Taketori Monogatari
a brief comparative study between narrative and animation
DOI:
https://doi.org/10.58943/irl.v2i59.19702Keywords:
Foreign Literature, Myth, AdaptationAbstract
Taketori monogatari, dating from the Heian period - 794 to 1185 -, is the result of a community richly cultivated in serenity and with a great attachment to the arts. Eleven centuries after finding the oldest manuscript we have access to, Studio Ghibli releases the animated adaptation of the narrative, called The Tale of Princess Kaguya (かぐや姫の物語/Kaguya-hime no Monogatari). The research aims to verify the considerations about the original relationship between myth and literature, proposed by Eleazar M. Meletinsky (1987), and to analyze the symbolic structures that can emerge from the works – using authors such as Northrop Frye (1957) and Hayao Kawai (2007), for example, as a theoretical contribution.
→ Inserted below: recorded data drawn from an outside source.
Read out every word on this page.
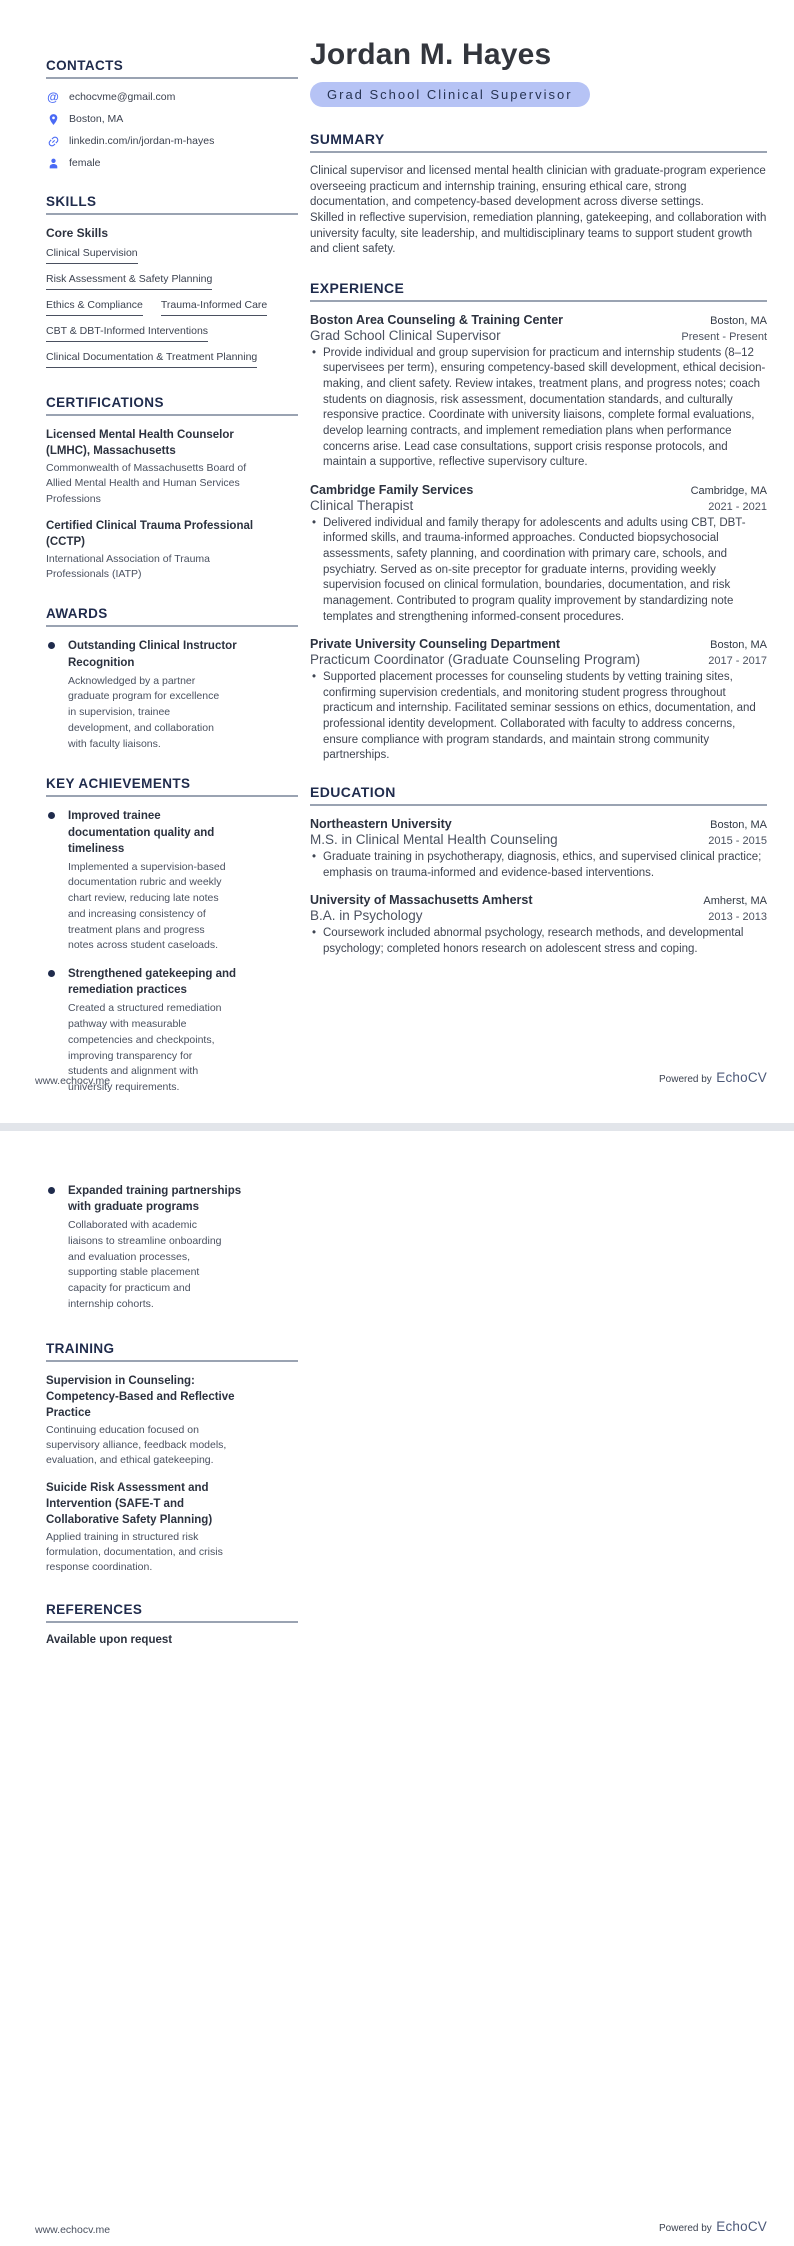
CONTACTS
@ echocvme@gmail.com
Boston, MA
linkedin.com/in/jordan-m-hayes
female
SKILLS
Core Skills
Clinical Supervision
Risk Assessment & Safety Planning
Ethics & Compliance Trauma-Informed Care
CBT & DBT-Informed Interventions
Clinical Documentation & Treatment Planning
CERTIFICATIONS
Licensed Mental Health Counselor (LMHC), Massachusetts
Commonwealth of Massachusetts Board of Allied Mental Health and Human Services Professions
Certified Clinical Trauma Professional (CCTP)
International Association of Trauma Professionals (IATP)
AWARDS
Outstanding Clinical Instructor Recognition
Acknowledged by a partner graduate program for excellence in supervision, trainee development, and collaboration with faculty liaisons.
KEY ACHIEVEMENTS
Improved trainee documentation quality and timeliness
Implemented a supervision-based documentation rubric and weekly chart review, reducing late notes and increasing consistency of treatment plans and progress notes across student caseloads.
Strengthened gatekeeping and remediation practices
Created a structured remediation pathway with measurable competencies and checkpoints, improving transparency for students and alignment with university requirements.
Jordan M. Hayes
Grad School Clinical Supervisor
SUMMARY

Clinical supervisor and licensed mental health clinician with graduate-program experience overseeing practicum and internship training, ensuring ethical care, strong documentation, and competency-based development across diverse settings.

Skilled in reflective supervision, remediation planning, gatekeeping, and collaboration with university faculty, site leadership, and multidisciplinary teams to support student growth and client safety.

EXPERIENCE
Boston Area Counseling & Training Center	Boston, MA
Grad School Clinical Supervisor	Present - Present
• Provide individual and group supervision for practicum and internship students (8–12 supervisees per term), ensuring competency-based skill development, ethical decision-making, and client safety. Review intakes, treatment plans, and progress notes; coach students on diagnosis, risk assessment, documentation standards, and culturally responsive practice. Coordinate with university liaisons, complete formal evaluations, develop learning contracts, and implement remediation plans when performance concerns arise. Lead case consultations, support crisis response protocols, and maintain a supportive, reflective supervisory culture.
Cambridge Family Services	Cambridge, MA
Clinical Therapist	2021 - 2021
• Delivered individual and family therapy for adolescents and adults using CBT, DBT-informed skills, and trauma-informed approaches. Conducted biopsychosocial assessments, safety planning, and coordination with primary care, schools, and psychiatry. Served as on-site preceptor for graduate interns, providing weekly supervision focused on clinical formulation, boundaries, documentation, and risk management. Contributed to program quality improvement by standardizing note templates and strengthening informed-consent procedures.
Private University Counseling Department	Boston, MA
Practicum Coordinator (Graduate Counseling Program)	2017 - 2017
• Supported placement processes for counseling students by vetting training sites, confirming supervision credentials, and monitoring student progress throughout practicum and internship. Facilitated seminar sessions on ethics, documentation, and professional identity development. Collaborated with faculty to address concerns, ensure compliance with program standards, and maintain strong community partnerships.
EDUCATION
Northeastern University	Boston, MA
M.S. in Clinical Mental Health Counseling	2015 - 2015
• Graduate training in psychotherapy, diagnosis, ethics, and supervised clinical practice; emphasis on trauma-informed and evidence-based interventions.
University of Massachusetts Amherst	Amherst, MA
B.A. in Psychology	2013 - 2013
• Coursework included abnormal psychology, research methods, and developmental psychology; completed honors research on adolescent stress and coping.
www.echocv.me	Powered by EchoCV
Expanded training partnerships with graduate programs
Collaborated with academic liaisons to streamline onboarding and evaluation processes, supporting stable placement capacity for practicum and internship cohorts.
TRAINING
Supervision in Counseling: Competency-Based and Reflective Practice
Continuing education focused on supervisory alliance, feedback models, evaluation, and ethical gatekeeping.
Suicide Risk Assessment and Intervention (SAFE-T and Collaborative Safety Planning)
Applied training in structured risk formulation, documentation, and crisis response coordination.
REFERENCES
Available upon request
www.echocv.me	Powered by EchoCV
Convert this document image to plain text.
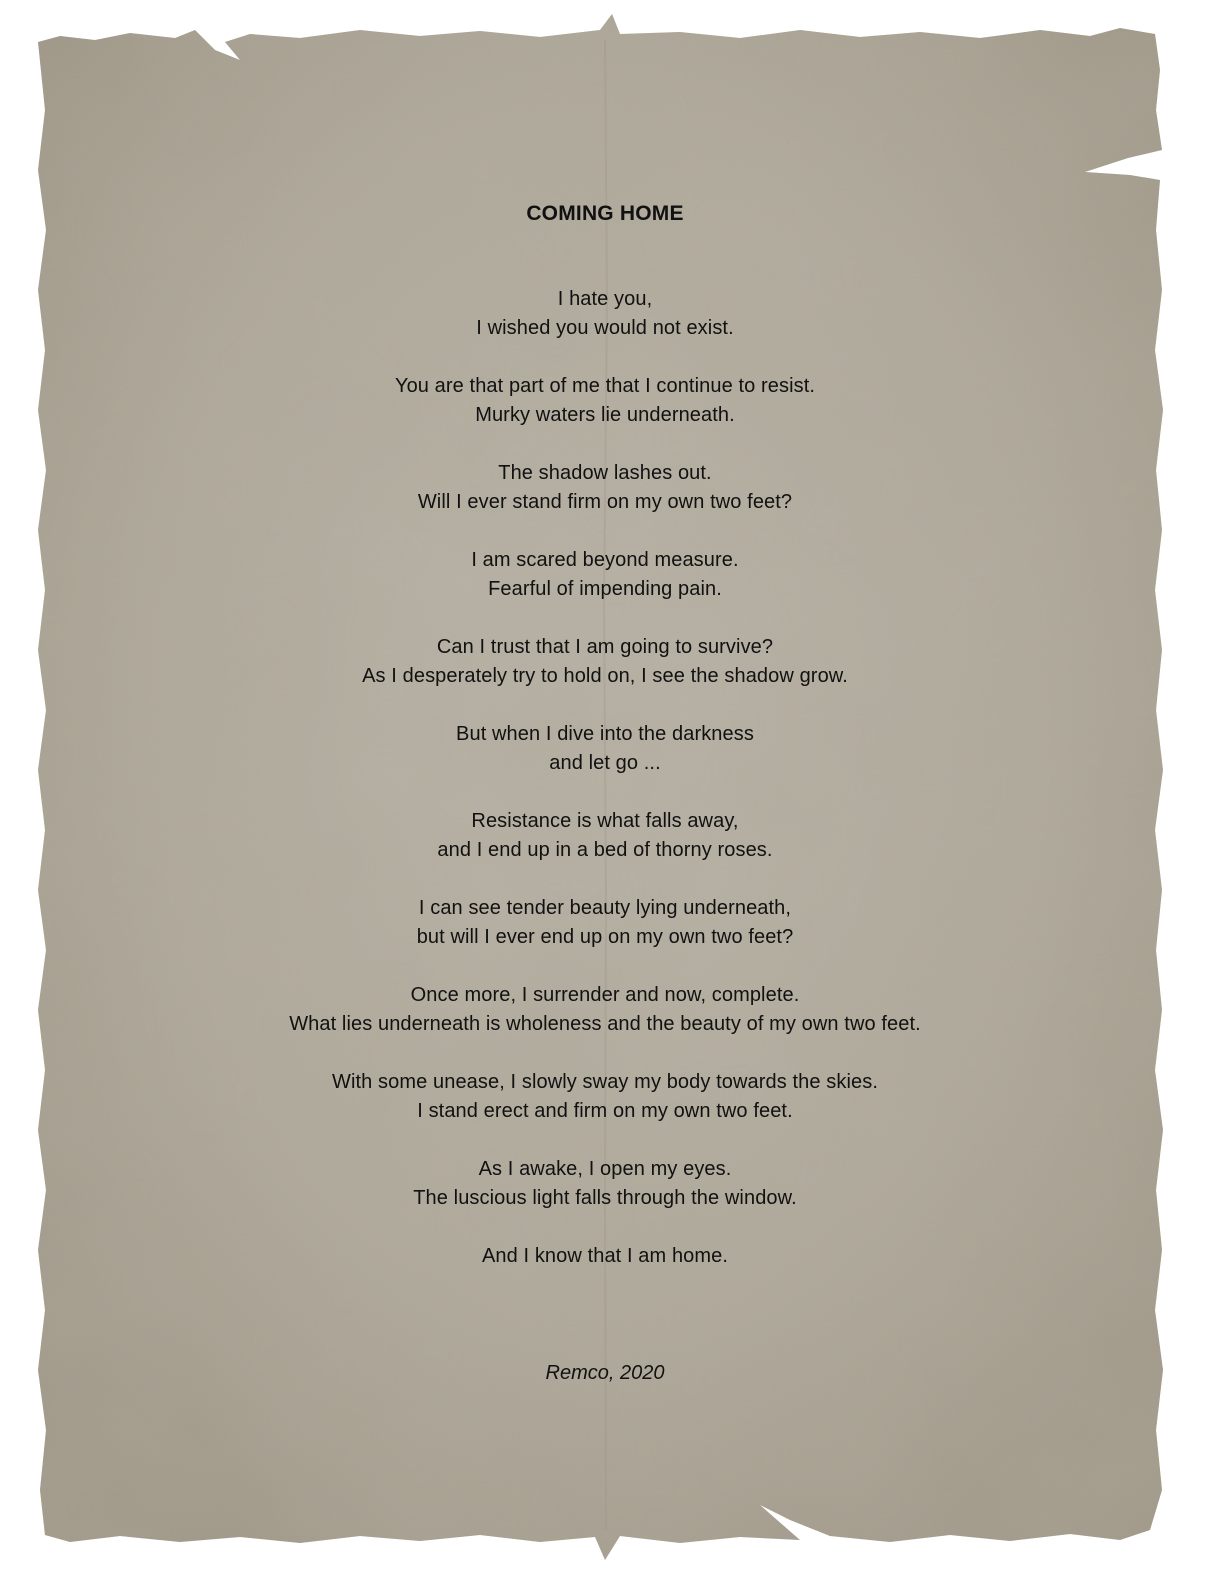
COMING HOME
I hate you,
I wished you would not exist.
You are that part of me that I continue to resist.
Murky waters lie underneath.
The shadow lashes out.
Will I ever stand firm on my own two feet?
I am scared beyond measure.
Fearful of impending pain.
Can I trust that I am going to survive?
As I desperately try to hold on, I see the shadow grow.
But when I dive into the darkness
and let go ...
Resistance is what falls away,
and I end up in a bed of thorny roses.
I can see tender beauty lying underneath,
but will I ever end up on my own two feet?
Once more, I surrender and now, complete.
What lies underneath is wholeness and the beauty of my own two feet.
With some unease, I slowly sway my body towards the skies.
I stand erect and firm on my own two feet.
As I awake, I open my eyes.
The luscious light falls through the window.
And I know that I am home.
Remco, 2020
The importance of the study is revealed when we consider the scarce body of Brazilian research on Japanese literary studies and, in particular, on Taketori monogatari and the (re)signification caused by it through film adaptation. Finally, the constitution of the narrative is defended as capable of being understood similarly to a totalitarian symbol of the individuation process, proposed by Jung (s/d apud MIELIETINSKI, 1987), of the circularity of birth-development-declinedeath- rebirth. However, faced not only by individuals from the 10th century of the Japanese nation, but also by the living subjects of the 21st century, thus justifying the re-updating of the myth within Studio Ghibli’s animated adaptation of the 21st century.